Wenn ich Besuch habe, fahre ich gerne mit ihm in die Schweiz. In die Berge. Irgendwo dahin, wo es schön ist. Am See ist es zwar auch schön, aber es gibt keine Berge. Bei der Wanderung zum Gräppelensee ist man auch nicht auf dem Berg, aber irgendwie doch in den Bergen.
Wenn ich Besuch aus dem „Norden“ habe, merke ich immer wieder, wie gewohnt mir die Berge mittlerweile sind.

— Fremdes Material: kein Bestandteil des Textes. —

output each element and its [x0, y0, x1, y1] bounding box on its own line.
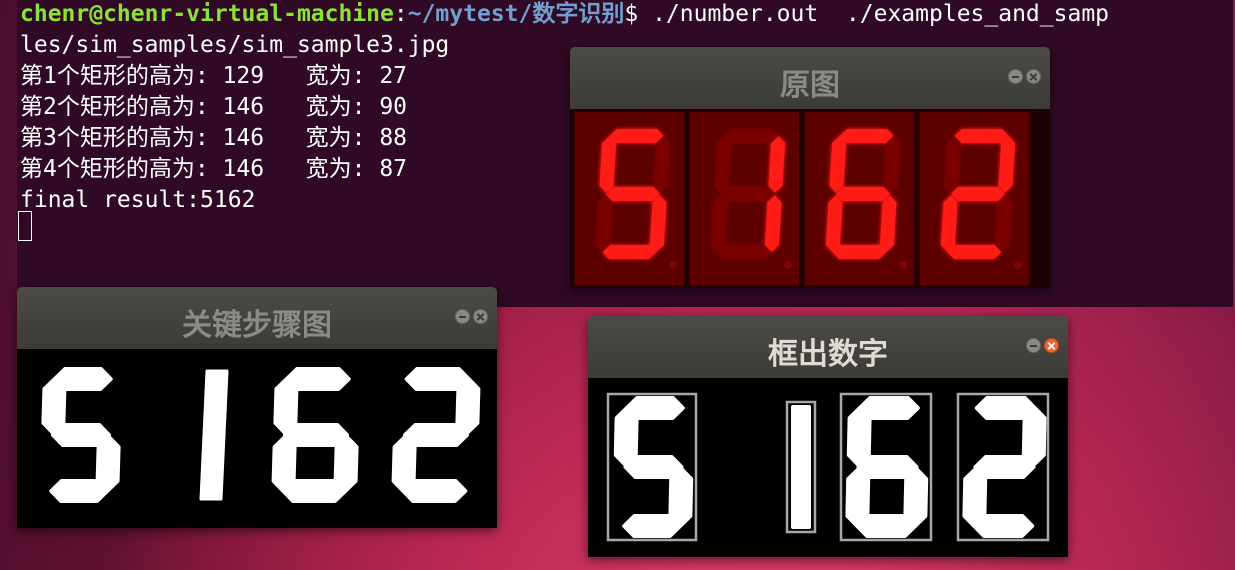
segment-g: [836, 187, 890, 201]
decimal-point: [669, 261, 677, 269]
digit-2: [962, 396, 1047, 538]
binary-image: [17, 349, 497, 528]
prompt-separator: :: [393, 1, 408, 27]
seven-segment-display: [573, 110, 1031, 287]
segment-g: [973, 455, 1036, 479]
prompt-user: chenr@chenr-virtual-machine: [20, 1, 394, 27]
segment-a: [609, 129, 664, 143]
window-titlebar[interactable]: 关键步骤图: [17, 287, 497, 349]
window-titlebar[interactable]: 框出数字: [588, 316, 1068, 378]
digit-5: [41, 367, 121, 503]
output-line: 第4个矩形的高为: 146 宽为: 87: [20, 156, 408, 182]
segment-e: [391, 435, 417, 493]
command-text-wrap: les/sim_samples/sim_sample3.jpg: [20, 32, 450, 58]
boxed-digits-window[interactable]: 框出数字: [588, 316, 1068, 557]
prompt-path: ~/mytest/数字识别: [407, 1, 625, 27]
segment-g: [721, 187, 775, 201]
window-title: 原图: [780, 68, 840, 103]
segment-a: [954, 129, 1009, 143]
segment-e: [845, 467, 871, 528]
original-image: [570, 109, 1050, 288]
segment-g: [856, 455, 919, 479]
minimize-icon[interactable]: [455, 309, 470, 324]
output-line: 第2个矩形的高为: 146 宽为: 90: [20, 94, 408, 120]
terminal-cursor: [18, 211, 32, 241]
segment-e: [271, 435, 297, 493]
segment-d: [832, 245, 887, 259]
terminal-command-line: chenr@chenr-virtual-machine:~/mytest/数字识…: [20, 0, 1109, 30]
segment-g: [951, 187, 1005, 201]
segment-d: [602, 245, 657, 259]
segment-d: [947, 245, 1002, 259]
window-title: 关键步骤图: [182, 308, 332, 343]
segment-d: [622, 514, 683, 538]
output-line: 第1个矩形的高为: 129 宽为: 27: [20, 63, 408, 89]
output-line: 第3个矩形的高为: 146 宽为: 88: [20, 125, 408, 151]
prompt-dollar: $: [624, 1, 653, 27]
minimize-icon[interactable]: [1008, 69, 1023, 84]
boxed-image: [588, 378, 1068, 557]
digit-5: [613, 396, 694, 538]
decimal-point: [1014, 261, 1022, 269]
segment-b: [1021, 406, 1047, 467]
command-text: ./number.out ./examples_and_samp: [652, 1, 1110, 27]
digit-2: [391, 367, 481, 503]
original-image-window[interactable]: 原图: [570, 47, 1050, 288]
segment-g: [623, 455, 684, 479]
segment-e: [962, 467, 988, 528]
key-steps-window[interactable]: 关键步骤图: [17, 287, 497, 528]
segment-a: [839, 129, 894, 143]
window-titlebar[interactable]: 原图: [570, 47, 1050, 109]
window-title: 框出数字: [768, 337, 888, 372]
digit-6: [271, 367, 359, 503]
minimize-icon[interactable]: [1026, 338, 1041, 353]
digit-1: [199, 369, 229, 501]
close-icon[interactable]: [1044, 338, 1059, 353]
segment-b: [455, 377, 481, 435]
segment-g: [51, 423, 111, 447]
decimal-point: [899, 261, 907, 269]
binary-digits: [41, 367, 481, 503]
segment-g: [403, 423, 469, 447]
digit-1: [791, 405, 811, 529]
decimal-point: [784, 261, 792, 269]
segment-g: [606, 187, 660, 201]
boxed-digits: [606, 392, 1050, 542]
segment-d: [717, 245, 772, 259]
digit-6: [845, 396, 929, 538]
segment-a: [724, 129, 779, 143]
close-icon[interactable]: [1026, 69, 1041, 84]
final-result-line: final result:5162: [20, 187, 256, 213]
close-icon[interactable]: [473, 309, 488, 324]
segment-g: [283, 423, 349, 447]
segment-d: [49, 479, 110, 503]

Ich lieb’s und ich kann mich Stunden dort aufhalten. Aber für Menschen, die die Berge nicht vor der Haustüre haben, ist es glaube ich noch einmal ein kleinen Funken magischer.
Von Laui aus gibt es eine gemütliche Wanderung zum See. Da sieht man erstmal den Säntis (ist gar nicht so hoch) und den Altmann. Und eigentlich will ich jetzt direkt hinauf. Eigentlich will ich auch jetzt direkt in den See springen, aber er ist eisig kalt. Ich beobachte bewundernd einen Radfahrer, der sich für 10 Sekunden im See abkühlt.
Was ich auch bewundere: Trollblümchen, Fingerwurz und Knöterich. Ich weiß gar nicht, wohin ich zuerst schauen soll. Auf all die Blumen, auf die kleinen Kaulquappen (wie lange habe ich keine Kaulquappen mehr gesehen!), auf die Berge, die Kühe, den strahlenden Himmel? Deswegen huscht mein Blick von einem zum anderen, bis ich mich zusammenreiße und Achtsamkeit walten lasse. Es ist doch Zeit. Nur weil die Parkuhr in meiner EasyPark-App runterzählt, heißt das doch nicht, dass ich mich beeilen muss.
Beeilen ist sowieso nicht. Meine Eltern bleiben überall stehen und genießen, machen Fotos und staunen. Mich freut’s, dass es ihnen gefällt. Es ist auch wirklich wunderschön. Manchmal bin ich schon ein bisschen weiter vorn und bleibe bewusst stehen. Sage der Kuh hallo und blicke dem Rotmilan direkt ins Auge.
Vom See wieder hinunter geht’s durch einen schönen schattigen Serpentinenweg. Unten angekommen sind sie auf einmal da. Die sieben Churfürsten. Niemals an einem Tag, denke ich mir. Niemals. Vielleicht an zwei, aber dafür muss ich so, so viel trainieren. Und ich finde doch gerade erst wieder zurück. Muss mich ja nicht wieder direkt kaputt machen, nur um mir etwas zu beweisen. Es geht doch nämlich immer nur darum sich selbst etwas zu beweisen. Wenn jemand bewundernd sagt „krass, du hast die sieben Fürsten gemacht“, kann ich mir davon nämlich auch nichts kaufen.
Deswegen ist mein Resultat: Ich muss mich lieb haben. Mich selbst besser kennenlernen. Eigentlich ist das das Ergebnis aus den letzten Wochen. Und ich erkenne es immer wieder. Ich darf mir selbst genug sein.